Adobe Illustrator files are PDF compatible. That is a regular PDF reader, ex. Sumatra-pdf, can open and view them. I was hoping it would be possible to have xetex (with xelatex) and graphicx
to include Adobe Illustrator files directly without having to go into Illustrator and save as a PDF manually. This would simplify my workflow and make it much quicker to make changes to figures in Illustrator and then compile the xetex document to see how it looks in the text.
Does anyone know if this is possible?
What versions of PDF are supported (is this determined by the graphicx
package)? Are there other PDF importing methods?
Edit: in the .log
there isn't much information:
File: image.pdf Graphic file (type QTm)
<use "image.pdf" >
I renamed it to .pdf
from .ai
, otherwise it won't work at all, however, the image doesn't appear in the document.

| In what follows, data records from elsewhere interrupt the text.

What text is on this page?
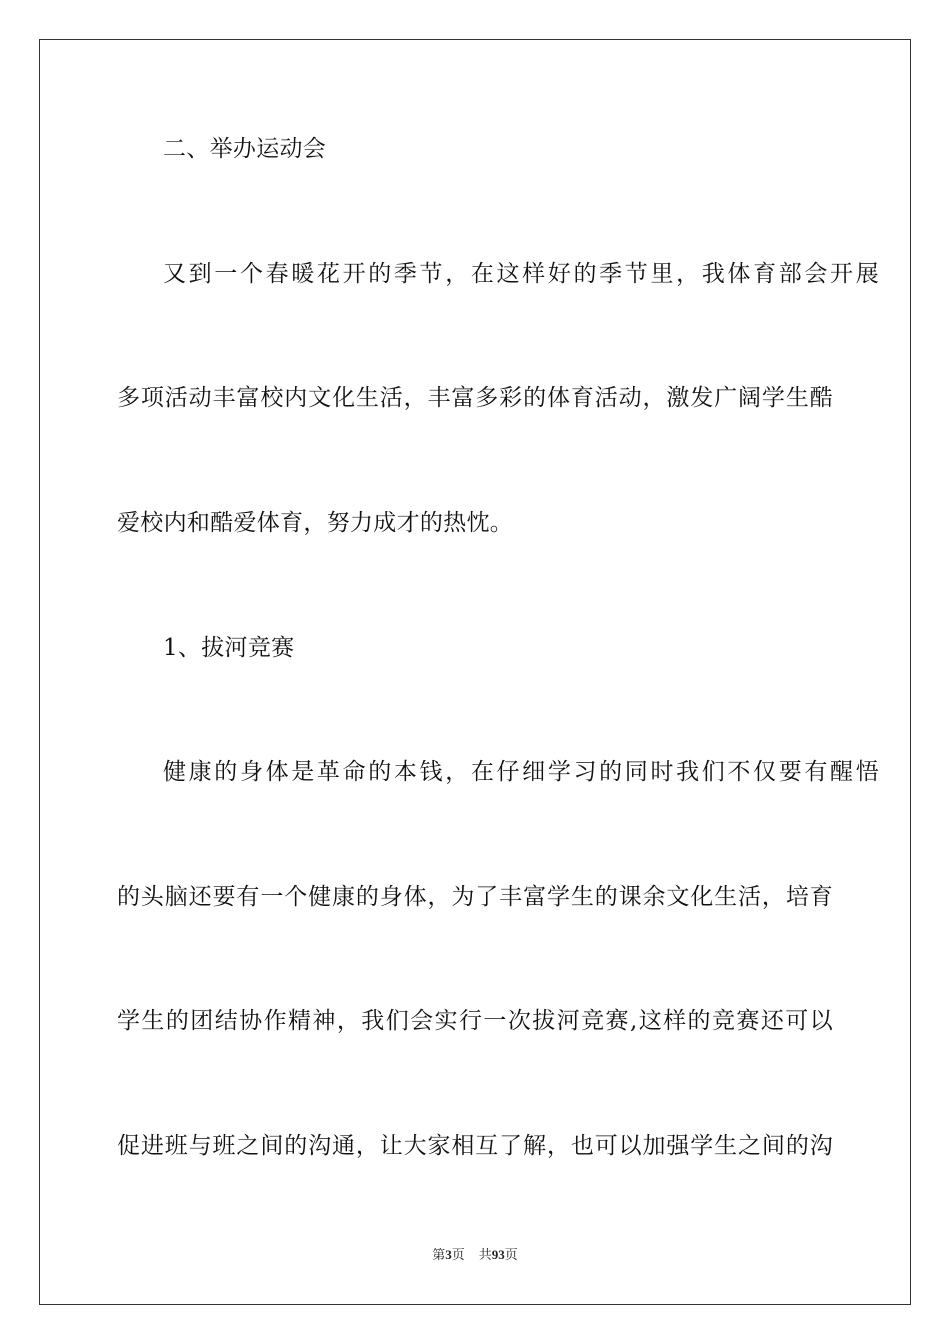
二、举办运动会
又到一个春暖花开的季节，在这样好的季节里，我体育部会开展
多项活动丰富校内文化生活，丰富多彩的体育活动，激发广阔学生酷
爱校内和酷爱体育，努力成才的热忱。
1、拔河竞赛
健康的身体是革命的本钱，在仔细学习的同时我们不仅要有醒悟
的头脑还要有一个健康的身体，为了丰富学生的课余文化生活，培育
学生的团结协作精神，我们会实行一次拔河竞赛,这样的竞赛还可以
促进班与班之间的沟通，让大家相互了解，也可以加强学生之间的沟
第3页 共93页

Edit 2: Here is an .ai file from the latest illustrator version (CS5) if anyone wants to play around:
link removed
Best Answer
While it may be possible to trick XeTeX into accepting .ai-files from Illustrator I would recommend against it. The in the .ai-file embedded pdf document is using a higher pdf version than the standard version of pdfTeX in most distributions but you can adjust this using
\pdfminoversion
. Additionally the file is much larger and I am not sure if XeTeX would be able to throw out the unnecessary parts, so that your final document would also wasting lots of space.Exporting it from Illustrator as a PDF/X files has worked nicely for me with many documents and helps you to achieve a final document which is close to PDF/X and won't give you any troubles with printing or different readers.